- Crowded Data Centers and Service-Rich Software
- Virtualization: The "New" Kid on the Block
- Step 1: Download a Virtual Image of Your Required Operating System
- Step 2: Download and Install VMware Player
- Step 3: Run the Operating System Image
- Step 4: Shut Down the Operating System Image
- Step 5: Configure the Virtual Image for Networking
Step 1: Download a Virtual Image of Your Required Operating System
The first thing you need is an image of your required operating system. The best resource I’ve found for a variety of free Linux images for VMware is the Thoughtpolice offerings. You can (most likely) download a VMware-ready image of your required Linux variant from this site. The one I’ve selected for this article is ubuntu-server-7.10-i386, but you can use any of the images on the site. The only difference is that the instructions that follow might need to change a little depending on your choice.
One thing you’ll notice about these Linux images is that they’re pretty massive! The ubuntu-server-7.10-i386 image is a whopping 193MB. Once your download starts, it might be time to treat yourself to coffee.
The second item you’ll need is a piece of software called a player—in fact, VMware Player. I like the use of terminology here: The player is used as an execution platform for the virtual operating system. In effect, VMware Player renders or executes the virtual operating system machine.
As an alternative to VMware Player, you can use VMware Server, which provides the same facilities as VMware Player as well as other features such as the ability to create new virtual machines.

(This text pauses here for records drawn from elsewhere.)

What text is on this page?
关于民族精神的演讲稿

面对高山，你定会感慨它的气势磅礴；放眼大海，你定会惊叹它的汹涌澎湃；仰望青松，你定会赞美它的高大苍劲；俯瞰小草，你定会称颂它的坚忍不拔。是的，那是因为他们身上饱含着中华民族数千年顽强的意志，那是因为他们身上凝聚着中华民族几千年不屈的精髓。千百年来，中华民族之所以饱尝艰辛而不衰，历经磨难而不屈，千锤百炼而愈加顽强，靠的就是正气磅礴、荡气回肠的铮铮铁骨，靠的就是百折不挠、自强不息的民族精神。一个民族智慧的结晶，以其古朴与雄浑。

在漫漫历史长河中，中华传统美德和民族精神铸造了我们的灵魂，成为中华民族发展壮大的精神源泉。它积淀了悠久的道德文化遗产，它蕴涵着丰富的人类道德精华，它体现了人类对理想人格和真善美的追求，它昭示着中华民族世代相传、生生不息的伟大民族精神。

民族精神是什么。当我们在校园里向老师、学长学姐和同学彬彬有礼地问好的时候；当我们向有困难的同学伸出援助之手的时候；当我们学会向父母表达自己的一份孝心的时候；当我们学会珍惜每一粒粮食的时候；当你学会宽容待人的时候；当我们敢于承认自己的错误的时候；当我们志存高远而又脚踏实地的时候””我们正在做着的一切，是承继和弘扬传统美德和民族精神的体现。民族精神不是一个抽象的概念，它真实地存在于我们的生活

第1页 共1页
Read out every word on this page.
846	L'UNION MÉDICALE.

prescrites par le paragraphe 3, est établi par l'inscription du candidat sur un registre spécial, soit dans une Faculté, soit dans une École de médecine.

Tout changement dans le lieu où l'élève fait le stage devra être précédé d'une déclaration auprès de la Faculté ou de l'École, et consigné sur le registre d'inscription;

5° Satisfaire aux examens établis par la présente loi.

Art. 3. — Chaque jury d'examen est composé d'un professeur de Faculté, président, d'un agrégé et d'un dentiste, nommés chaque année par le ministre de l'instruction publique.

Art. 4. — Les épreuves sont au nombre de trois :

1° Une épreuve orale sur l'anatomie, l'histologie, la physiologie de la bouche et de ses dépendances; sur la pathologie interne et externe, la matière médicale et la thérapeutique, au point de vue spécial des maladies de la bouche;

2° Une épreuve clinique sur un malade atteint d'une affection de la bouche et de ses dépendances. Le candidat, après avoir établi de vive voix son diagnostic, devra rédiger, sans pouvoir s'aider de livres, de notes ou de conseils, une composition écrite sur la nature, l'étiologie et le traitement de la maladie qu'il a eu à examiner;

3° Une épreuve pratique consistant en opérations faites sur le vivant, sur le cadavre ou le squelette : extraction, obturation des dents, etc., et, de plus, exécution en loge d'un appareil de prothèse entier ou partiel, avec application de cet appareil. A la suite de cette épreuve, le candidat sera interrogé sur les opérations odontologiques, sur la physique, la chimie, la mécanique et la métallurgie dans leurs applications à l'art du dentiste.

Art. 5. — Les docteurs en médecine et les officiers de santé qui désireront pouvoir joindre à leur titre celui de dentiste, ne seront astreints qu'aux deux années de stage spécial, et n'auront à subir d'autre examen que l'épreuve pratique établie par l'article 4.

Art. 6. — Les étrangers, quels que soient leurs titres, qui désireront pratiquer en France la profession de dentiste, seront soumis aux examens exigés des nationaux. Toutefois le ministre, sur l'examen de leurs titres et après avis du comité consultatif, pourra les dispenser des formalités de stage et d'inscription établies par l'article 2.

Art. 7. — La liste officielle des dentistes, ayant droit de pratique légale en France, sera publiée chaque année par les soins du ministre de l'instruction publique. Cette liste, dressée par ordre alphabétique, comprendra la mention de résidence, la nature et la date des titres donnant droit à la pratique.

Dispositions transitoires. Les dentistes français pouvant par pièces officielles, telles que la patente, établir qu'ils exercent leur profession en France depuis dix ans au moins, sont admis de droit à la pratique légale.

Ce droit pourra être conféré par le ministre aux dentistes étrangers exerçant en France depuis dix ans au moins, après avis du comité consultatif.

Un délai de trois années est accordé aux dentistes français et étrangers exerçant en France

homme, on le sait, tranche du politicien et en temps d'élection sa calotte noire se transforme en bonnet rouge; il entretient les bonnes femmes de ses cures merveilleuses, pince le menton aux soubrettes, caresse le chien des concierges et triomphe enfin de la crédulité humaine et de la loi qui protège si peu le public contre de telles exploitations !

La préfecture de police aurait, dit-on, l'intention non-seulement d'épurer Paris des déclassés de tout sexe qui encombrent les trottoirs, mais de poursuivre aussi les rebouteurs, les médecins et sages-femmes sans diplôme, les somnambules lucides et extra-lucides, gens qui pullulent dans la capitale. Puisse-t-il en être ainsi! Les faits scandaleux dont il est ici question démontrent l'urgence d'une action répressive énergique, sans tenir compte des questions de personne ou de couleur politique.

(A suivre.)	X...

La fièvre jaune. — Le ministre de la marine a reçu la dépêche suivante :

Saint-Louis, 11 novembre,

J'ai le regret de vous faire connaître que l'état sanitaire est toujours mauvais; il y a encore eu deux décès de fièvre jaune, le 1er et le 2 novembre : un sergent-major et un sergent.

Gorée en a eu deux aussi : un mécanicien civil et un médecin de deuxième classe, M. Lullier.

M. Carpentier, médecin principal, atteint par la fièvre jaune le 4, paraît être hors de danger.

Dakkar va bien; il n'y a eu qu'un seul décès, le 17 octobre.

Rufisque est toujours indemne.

Remember that the Ubuntu image is a fully-fledged operating system that you can run and interact with either locally or across a network. It’s worth thinking a little about power: Such an operating system image also can be used as a means of distributing software that’s been fully preconfigured.
There’s another point to note about virtual operating systems concerning software licenses. Because the VMware images on the Thoughtpolice site are all open source, there’s no need for commercial licenses. However, that isn’t true if you want to host Microsoft Windows in a virtual machine! Images are available for Windows, but they come with 30-day evaluation periods.
When you start to look at virtualization technology, you need to change your mindset a little: Hosting a complete version of Linux inside the Windows desktop takes a little practice! But after a time it seems the most natural thing in the world.
Anyway, the VMware player you choose depends on your needs. For this article, I want to keep it simple, so I’ll stick with VMware Player.